J.W. Clark

J.W. Clark is a fourth-year Transfer from Fairfax, Virginia, majoring in musicology and minoring in philosophy. J.W.’s current research examines instances of musical practice and discourse that implicate other animals, particularly focusing on the ways in which linguistic habits and representational strategies may serve to reproduce hegemonic frameworks of human exceptionalism. They are the Editor-in-Chief of MUSE, UCLA’s undergraduate research journal for music scholarship, and a member of the Alpert School of Music’s inaugural Undergraduate Student Advisory Board.

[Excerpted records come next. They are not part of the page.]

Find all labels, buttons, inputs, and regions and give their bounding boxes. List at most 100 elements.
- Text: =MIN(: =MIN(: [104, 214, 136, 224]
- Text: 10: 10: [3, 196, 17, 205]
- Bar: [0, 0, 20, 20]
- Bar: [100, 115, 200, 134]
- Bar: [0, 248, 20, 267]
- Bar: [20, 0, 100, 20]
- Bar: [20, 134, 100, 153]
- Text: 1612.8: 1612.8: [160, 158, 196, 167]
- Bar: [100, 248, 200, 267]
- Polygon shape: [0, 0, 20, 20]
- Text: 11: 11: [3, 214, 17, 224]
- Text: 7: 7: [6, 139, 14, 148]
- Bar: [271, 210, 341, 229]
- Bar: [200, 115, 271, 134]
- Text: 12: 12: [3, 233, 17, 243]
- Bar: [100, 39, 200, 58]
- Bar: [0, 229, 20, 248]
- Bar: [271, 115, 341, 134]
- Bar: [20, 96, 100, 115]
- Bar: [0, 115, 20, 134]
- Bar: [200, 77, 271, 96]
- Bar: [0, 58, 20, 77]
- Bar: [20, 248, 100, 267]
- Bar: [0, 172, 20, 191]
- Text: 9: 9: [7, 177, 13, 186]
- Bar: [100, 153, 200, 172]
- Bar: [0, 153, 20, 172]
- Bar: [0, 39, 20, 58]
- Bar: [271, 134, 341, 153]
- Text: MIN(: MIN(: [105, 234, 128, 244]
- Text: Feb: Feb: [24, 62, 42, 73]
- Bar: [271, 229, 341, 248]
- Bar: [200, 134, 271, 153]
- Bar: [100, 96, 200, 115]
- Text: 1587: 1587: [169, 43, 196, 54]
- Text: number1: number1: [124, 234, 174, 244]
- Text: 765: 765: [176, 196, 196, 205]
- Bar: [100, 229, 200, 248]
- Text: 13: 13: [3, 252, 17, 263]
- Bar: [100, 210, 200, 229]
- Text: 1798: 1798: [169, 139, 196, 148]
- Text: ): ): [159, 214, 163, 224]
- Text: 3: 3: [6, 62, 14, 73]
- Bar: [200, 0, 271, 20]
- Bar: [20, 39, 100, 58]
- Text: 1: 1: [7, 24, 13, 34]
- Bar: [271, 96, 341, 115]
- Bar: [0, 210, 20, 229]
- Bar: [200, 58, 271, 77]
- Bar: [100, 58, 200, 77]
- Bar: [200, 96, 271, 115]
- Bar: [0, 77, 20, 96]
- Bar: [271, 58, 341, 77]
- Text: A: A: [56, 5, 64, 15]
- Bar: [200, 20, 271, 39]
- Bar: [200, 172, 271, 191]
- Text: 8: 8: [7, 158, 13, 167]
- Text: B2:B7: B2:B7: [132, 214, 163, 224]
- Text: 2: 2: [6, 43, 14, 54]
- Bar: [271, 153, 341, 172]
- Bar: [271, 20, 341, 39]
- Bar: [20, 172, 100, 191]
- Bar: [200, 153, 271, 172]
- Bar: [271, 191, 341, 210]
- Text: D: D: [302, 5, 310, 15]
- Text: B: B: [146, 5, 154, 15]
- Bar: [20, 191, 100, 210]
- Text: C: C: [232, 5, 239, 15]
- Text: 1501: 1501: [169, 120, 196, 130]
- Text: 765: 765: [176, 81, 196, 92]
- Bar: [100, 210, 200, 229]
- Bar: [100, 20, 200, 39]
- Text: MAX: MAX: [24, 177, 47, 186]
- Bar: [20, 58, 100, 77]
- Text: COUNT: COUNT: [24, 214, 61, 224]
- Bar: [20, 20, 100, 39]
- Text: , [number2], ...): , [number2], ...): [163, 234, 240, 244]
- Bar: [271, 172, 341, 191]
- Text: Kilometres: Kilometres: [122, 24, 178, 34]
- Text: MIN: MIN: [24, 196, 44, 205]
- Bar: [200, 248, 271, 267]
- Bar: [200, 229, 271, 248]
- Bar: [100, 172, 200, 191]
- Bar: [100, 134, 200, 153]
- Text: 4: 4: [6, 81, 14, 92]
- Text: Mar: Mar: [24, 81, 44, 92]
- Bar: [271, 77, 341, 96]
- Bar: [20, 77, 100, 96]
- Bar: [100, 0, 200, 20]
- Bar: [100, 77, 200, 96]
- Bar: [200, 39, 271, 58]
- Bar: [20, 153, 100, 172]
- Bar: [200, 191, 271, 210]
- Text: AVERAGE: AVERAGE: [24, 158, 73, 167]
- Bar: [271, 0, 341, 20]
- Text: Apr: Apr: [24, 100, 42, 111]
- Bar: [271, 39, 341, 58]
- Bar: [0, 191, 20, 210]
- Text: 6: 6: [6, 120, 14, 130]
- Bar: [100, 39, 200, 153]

Their senior capstone project looks to problematize musical characterizations of other animals to ask if these portrayals of other species might operate in ways inimical to their wellbeing, in addition to investigating the semiotic processes by which we “voice ‘the animal’” in Western musical contexts. Developing a species-specific approach to representational analysis, they examine how foxes, specifically those commonly referred to as “red foxes” (Vulpes vulpes), have been musically realized over the past century. Moreover, reading contemporary human practices of blood sport (foxhunting) and genocide (fur farming), they track how the sonic mode, particularly the “voice,” is mobilized to demarcate, police, and legitimize boundaries of non/personhood across species lines.

After completing their studies at UCLA, J.W. intends to pursue a PhD in musicology.